En outre, il est aussi indispensable de trouver un endroit assez stratégique. Certains cantons possèdent de meilleures infrastructures et technologies. De plus, ils offrent également un excellent achalandage. Il existe aussi des lieux où les habitats sont francophones ou anglophones. Toutefois, si un canton est particulièrement propice au bon développement d’une activité, il se peut que la concurrence soit de même très rude. Ce n’est pas forcément une mauvaise chose puisque la présence d’entreprises dans le même secteur signifie par ailleurs de nombreuses opportunités de partenariat. Mieux vaut donc bien se renseigner avant de décider où s’implanter.

Comment trouver le financement de son entreprise ?

On peut trouver les fonds nécessaires pour monter son activité en optant pour deux solutions, le financement public ou le financement privé privé. En réalité, l’Etat Suisse ne propose pas vraiment d’aide direct. L’Administration a juste comme rôle de faciliter les différentes démarches entamées par l’entrepreneur. Néanmoins, il s’agit bien plus d’une assistance que de simples incitations. Souvent les plus chanceux pourront profiter de contributions matérielles venant de l’État. Cependant, en général, ce dernier oriente les jeunes sociétés dans leur recherche de lieu pour exercer le commerce. 

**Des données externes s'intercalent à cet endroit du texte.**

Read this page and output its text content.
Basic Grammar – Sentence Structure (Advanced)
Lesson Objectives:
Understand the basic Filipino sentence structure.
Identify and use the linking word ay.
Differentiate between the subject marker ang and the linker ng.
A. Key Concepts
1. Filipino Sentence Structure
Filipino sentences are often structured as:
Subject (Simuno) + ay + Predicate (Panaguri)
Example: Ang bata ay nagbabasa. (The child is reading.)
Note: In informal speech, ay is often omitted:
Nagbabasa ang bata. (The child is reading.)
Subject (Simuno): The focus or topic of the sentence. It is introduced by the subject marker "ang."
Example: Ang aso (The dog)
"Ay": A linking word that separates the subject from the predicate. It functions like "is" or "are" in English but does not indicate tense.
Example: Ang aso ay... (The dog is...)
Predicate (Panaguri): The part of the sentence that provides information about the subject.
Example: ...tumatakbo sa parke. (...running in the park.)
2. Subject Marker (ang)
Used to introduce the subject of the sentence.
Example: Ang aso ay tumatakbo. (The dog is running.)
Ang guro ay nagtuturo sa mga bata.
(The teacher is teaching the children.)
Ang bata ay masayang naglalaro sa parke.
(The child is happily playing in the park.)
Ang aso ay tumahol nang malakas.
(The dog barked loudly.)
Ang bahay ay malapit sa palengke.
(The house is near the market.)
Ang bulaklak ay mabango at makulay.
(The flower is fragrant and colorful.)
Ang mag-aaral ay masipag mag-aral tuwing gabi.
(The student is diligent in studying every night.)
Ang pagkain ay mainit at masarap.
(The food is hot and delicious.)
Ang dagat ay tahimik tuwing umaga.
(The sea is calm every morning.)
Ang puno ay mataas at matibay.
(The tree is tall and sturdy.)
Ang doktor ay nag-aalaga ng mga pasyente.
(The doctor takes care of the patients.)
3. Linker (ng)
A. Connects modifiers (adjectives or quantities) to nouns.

À part les apports, les prêts bancaires sont le plus souvent le moyen le plus rapide pour trouver les fonds de départs. Toutefois, la fortune personnelle ne suffit pas pour un projet de grande envergure. Dans ce cas, comme dans toutes les législations il est tout à fait possible pour une entreprise en Suisse pour former une société commerciale. Pour les sociétés de capitaux, il y a bien évidemment un capital minimum. Les banques suisses par contre sont peu enclines à financer une entreprise. Même celles qui disposent déjà d’une assez grande renommée auront du mal à souscrire à un prêt. Heureusement, les entrepreneurs suisses s’entraident. On peut se faire aider par le financement participatif.

Quelles sont les activités les plus florissantes en Suisse ?

 Le succès d’une entreprise en Suisse repose sur un business solide et viable. En Suisse, certes l’État assure la liberté de commerce. Néanmoins, certaines activités marchent beaucoup mieux que d’autres. On s’étonne même que certains services de prestation soient peu exploités. On citera par exemple, le soin et l’entretien d’animaux domestique. On parle aussi de babysitting de chien ou de chat. Il n’y a pas encore de leader dans ce domaine en Suisse. Or on compte plus de 600 000 chiens sur le sol helvétique. D’autres activités sont en outre simples, mais efficaces, comme les services de livraison. Ceux-ci sont très pratiques pour les petits commerçants qui cherchent à étendre leur clientèle. Le secret consiste à mettre en place un site accessible à tous.

L’importance de la préparation

Même l’idée la plus géniale ne servira à rien si l’on ne se prépare pas comme il se doit pour la réaliser. Il faut peser le pour et le contre, pour ensuite dresser un business plan. Pour commencer, il est préférable de choisir la forme sociale de son entreprise. Les entreprises individuelles sont assez faciles à créer. Toutefois, une seule personne supporte le poids de la gestion de celle-ci. Elle exerce son activité à ses risques et périls. Par contre avec des associés, on a plus d’appui et on travaille en groupe. En outre mieux vaut avant tout rester régulier aux yeux de la loi, s’assurer de l’inscription au registre de commerce. En Suisse, pour les sociétés de capitaux, l’authentification notariale est obligatoire.